AviAction: Uma escala em Lille, rumo ao decrescimento da aviação

Mais de duas centenas de pessoas encontraram-se em outubro em Lille, norte de França, para a segunda conferência internacional da rede Stay Grounded. Perante a crise climática e os planos ecocidas da indústria da aviação, imaginaram ações conjuntas para travar a expansão de aeroportos, reduzir o tráfego aéreo e defender a vida.

 

Estou aqui hoje a festejar o meu aniversário”, anunciou Audrey Boehly, durante o painel de abertura da conferência AviAction. Ao cessar dos aplausos, acrescentou: “O meu aniversário como ativista”.

Faz precisamente dois anos que esta parisiense, mãe, engenheira química de formação e jornalista de ciência, invadiu a pista do Aeroporto de Roissy-Charles de Gaulle. Na sua primeira ação de desobediência civil, juntou-se a uma centena de pessoas para dizer não ao Terminal 4, um projeto que previa praticamente construir um novo aeroporto dentro daquele que já é o segundo maior e mais poluente aeroporto da Europa.

Se permitisse que tamanho crime climático avançasse, tão perto da nossa casa, não poderia olhar as minhas filhas nos olhos“. A casa, atordoada pelos 1800 voos diários (a que a expansão queria acrescentar 500), virou oficina de faixas e cartazes. Audrey decidiu dedicar o seu tempo e energia ao coletivo Não ao Terminal 4 (@NonAuTerminal4), que junta duas dezenas de grupos e associações . Em novembro do ano passado, após um ano de resistência e persistência, a notícia: o governo francês cancelava o mega projeto “obsoleto” de expansão do principal aeroporto de Paris.

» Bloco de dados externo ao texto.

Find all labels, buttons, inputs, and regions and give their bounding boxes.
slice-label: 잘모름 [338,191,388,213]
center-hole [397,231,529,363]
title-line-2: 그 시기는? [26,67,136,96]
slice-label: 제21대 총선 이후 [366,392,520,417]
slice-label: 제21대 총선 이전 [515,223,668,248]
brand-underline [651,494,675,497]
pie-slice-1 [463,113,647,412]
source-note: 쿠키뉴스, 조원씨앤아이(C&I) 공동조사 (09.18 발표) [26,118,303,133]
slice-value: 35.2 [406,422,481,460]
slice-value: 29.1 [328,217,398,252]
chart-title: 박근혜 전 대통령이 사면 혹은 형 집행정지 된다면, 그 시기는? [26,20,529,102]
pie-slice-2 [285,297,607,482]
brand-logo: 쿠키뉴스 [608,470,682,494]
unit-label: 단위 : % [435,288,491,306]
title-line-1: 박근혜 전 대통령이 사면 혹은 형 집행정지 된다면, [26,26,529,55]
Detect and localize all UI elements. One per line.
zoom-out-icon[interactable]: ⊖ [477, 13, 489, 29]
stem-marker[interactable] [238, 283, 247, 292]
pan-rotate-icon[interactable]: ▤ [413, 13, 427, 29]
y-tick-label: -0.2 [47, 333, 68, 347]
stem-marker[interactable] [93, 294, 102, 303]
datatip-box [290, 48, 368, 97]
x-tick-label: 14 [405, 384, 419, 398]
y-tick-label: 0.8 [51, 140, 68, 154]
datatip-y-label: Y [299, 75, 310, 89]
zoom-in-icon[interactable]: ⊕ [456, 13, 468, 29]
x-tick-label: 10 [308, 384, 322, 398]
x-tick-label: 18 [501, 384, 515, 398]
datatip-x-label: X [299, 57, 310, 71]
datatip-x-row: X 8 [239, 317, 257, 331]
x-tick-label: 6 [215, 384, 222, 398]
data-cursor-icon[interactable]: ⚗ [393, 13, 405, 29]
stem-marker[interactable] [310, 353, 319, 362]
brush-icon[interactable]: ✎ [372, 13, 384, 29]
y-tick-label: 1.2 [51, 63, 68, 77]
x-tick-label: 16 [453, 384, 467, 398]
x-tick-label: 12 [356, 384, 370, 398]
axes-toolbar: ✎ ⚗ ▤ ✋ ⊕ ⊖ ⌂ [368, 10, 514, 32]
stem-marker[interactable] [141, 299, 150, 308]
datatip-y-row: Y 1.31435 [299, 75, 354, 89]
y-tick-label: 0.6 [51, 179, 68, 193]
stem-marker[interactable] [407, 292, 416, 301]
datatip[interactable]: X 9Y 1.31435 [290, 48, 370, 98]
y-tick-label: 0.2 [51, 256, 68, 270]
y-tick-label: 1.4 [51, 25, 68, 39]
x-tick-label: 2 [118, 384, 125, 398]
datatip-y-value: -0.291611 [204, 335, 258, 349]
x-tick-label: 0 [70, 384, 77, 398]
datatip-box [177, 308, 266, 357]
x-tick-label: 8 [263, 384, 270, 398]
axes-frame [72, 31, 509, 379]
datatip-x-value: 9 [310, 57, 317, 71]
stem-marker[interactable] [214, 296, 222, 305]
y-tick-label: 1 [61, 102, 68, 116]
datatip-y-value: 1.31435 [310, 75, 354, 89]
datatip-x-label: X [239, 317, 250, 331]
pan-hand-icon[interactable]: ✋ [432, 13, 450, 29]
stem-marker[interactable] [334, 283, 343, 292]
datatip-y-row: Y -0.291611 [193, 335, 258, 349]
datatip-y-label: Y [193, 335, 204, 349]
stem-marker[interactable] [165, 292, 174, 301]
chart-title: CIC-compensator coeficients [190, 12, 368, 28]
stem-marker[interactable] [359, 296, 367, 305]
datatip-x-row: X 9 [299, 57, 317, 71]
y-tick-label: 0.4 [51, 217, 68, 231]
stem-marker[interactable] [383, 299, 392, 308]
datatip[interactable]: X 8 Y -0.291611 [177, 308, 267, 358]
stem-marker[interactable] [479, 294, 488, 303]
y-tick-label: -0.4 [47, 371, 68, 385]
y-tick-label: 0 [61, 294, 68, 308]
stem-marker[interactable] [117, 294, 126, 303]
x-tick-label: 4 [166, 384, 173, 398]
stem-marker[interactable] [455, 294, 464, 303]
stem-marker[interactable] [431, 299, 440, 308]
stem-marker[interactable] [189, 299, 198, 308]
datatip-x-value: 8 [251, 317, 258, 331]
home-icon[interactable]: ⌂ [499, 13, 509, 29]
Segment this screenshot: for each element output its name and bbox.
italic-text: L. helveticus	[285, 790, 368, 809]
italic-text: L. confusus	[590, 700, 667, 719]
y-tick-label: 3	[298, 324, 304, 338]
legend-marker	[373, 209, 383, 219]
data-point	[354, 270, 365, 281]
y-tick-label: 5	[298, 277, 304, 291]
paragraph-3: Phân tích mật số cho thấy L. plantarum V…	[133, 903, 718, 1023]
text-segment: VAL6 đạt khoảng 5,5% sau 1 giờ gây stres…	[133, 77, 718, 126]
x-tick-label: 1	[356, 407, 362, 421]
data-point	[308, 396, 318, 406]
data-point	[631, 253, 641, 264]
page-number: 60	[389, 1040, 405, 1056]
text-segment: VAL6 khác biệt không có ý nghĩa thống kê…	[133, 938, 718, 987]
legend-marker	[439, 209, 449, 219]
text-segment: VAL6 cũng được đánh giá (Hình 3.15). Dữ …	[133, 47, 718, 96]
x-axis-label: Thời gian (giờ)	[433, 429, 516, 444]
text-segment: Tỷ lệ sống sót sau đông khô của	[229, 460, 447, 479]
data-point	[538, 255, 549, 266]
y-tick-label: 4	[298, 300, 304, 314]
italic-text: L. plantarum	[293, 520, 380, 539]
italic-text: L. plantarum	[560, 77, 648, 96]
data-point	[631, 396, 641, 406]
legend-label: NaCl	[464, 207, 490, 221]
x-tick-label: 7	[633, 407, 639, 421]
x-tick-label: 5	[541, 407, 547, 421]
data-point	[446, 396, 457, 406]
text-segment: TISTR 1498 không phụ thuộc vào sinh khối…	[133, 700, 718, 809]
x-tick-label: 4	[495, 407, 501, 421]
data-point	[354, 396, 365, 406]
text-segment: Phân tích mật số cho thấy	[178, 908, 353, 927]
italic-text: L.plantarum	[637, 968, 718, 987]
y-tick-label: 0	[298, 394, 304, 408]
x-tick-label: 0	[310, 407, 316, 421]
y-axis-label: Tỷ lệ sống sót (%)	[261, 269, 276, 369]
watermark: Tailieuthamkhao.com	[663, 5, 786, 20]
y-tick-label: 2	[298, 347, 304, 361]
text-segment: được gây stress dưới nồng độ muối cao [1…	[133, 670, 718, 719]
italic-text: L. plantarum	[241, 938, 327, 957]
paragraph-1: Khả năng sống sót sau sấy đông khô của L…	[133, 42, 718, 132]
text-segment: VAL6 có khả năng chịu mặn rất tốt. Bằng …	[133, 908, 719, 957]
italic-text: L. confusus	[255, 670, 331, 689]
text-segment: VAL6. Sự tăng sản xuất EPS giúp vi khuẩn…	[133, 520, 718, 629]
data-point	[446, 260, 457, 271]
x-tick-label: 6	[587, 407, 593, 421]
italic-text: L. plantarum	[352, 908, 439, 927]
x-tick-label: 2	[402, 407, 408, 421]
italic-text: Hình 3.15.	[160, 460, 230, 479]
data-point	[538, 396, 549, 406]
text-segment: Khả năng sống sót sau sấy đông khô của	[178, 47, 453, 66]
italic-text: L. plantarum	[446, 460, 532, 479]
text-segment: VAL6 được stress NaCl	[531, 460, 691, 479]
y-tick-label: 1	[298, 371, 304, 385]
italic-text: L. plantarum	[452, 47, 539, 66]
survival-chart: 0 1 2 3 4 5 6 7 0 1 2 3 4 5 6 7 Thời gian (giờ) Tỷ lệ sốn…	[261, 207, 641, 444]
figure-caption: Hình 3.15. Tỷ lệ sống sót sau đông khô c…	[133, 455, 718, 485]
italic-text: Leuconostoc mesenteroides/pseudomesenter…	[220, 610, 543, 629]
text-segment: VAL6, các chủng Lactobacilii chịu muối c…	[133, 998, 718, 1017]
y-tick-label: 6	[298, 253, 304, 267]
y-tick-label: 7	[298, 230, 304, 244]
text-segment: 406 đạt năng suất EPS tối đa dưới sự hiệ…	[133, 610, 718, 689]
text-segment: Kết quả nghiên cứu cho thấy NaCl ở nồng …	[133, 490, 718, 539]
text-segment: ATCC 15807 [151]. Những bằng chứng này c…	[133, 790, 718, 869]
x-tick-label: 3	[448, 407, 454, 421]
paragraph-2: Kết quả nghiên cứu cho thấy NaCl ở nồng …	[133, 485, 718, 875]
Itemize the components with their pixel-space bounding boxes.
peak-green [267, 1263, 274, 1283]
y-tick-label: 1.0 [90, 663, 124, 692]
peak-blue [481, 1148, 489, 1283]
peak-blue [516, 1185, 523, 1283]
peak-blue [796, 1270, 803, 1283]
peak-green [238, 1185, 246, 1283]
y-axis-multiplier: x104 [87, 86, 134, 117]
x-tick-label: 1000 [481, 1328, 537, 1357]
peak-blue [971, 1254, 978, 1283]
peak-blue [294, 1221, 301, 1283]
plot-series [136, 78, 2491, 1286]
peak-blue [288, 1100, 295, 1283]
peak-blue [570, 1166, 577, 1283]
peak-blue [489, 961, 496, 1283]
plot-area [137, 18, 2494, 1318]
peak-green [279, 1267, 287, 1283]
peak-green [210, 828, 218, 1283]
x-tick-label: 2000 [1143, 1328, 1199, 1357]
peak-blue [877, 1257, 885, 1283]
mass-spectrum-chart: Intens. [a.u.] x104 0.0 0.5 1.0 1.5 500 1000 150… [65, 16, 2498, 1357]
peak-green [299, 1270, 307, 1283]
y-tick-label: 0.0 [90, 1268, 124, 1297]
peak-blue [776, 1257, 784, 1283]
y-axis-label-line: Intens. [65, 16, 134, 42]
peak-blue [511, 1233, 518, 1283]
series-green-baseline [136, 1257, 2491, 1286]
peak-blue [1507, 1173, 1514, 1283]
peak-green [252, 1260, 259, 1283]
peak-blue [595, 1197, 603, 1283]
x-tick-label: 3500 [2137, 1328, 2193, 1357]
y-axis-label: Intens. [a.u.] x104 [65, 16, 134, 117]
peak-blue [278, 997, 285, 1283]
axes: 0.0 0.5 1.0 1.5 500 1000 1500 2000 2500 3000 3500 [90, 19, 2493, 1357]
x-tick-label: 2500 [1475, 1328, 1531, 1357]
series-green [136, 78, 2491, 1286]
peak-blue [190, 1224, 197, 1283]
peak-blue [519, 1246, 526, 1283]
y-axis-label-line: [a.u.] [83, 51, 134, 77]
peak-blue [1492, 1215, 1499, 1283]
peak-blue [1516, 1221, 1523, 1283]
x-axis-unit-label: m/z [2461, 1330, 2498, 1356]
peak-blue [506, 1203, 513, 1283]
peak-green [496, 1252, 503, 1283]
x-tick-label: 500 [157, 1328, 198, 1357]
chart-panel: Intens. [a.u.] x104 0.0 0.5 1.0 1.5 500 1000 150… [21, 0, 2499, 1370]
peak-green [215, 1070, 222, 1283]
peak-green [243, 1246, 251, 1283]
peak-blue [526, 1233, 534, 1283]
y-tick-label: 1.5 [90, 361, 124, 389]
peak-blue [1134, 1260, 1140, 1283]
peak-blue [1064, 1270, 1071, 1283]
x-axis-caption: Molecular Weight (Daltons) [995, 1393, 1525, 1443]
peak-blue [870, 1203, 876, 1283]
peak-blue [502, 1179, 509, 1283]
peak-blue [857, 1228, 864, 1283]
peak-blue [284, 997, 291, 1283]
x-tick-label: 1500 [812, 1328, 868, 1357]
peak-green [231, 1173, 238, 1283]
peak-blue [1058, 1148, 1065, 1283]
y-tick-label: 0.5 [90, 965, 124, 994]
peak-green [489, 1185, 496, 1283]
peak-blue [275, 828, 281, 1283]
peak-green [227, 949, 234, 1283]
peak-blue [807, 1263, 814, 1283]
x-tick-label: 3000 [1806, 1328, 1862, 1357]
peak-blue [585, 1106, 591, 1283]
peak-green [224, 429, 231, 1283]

Ação direta no aeroporto de Lille-Lesquin durante a conferência da Stay Grounded

Nos passados dias 5 a 9 de outubro, em Lille, Audrey juntou-se a mais de 150 pessoas de todo o mundo, e a várias dezenas participando online, das mais diversas origens, idades e ocupações, de coletivos, associações e ONG que dão vida à rede Stay Grounded. Acolhidos pela associação N.A.D.A. – Não ao aumento do aeroporto de Lille Lesquin, foram dias para partilhar experiências e pensar em conjunto como agir para fazer decrescer a aviação – o mais poluente e mais injusto dos meios de transporte.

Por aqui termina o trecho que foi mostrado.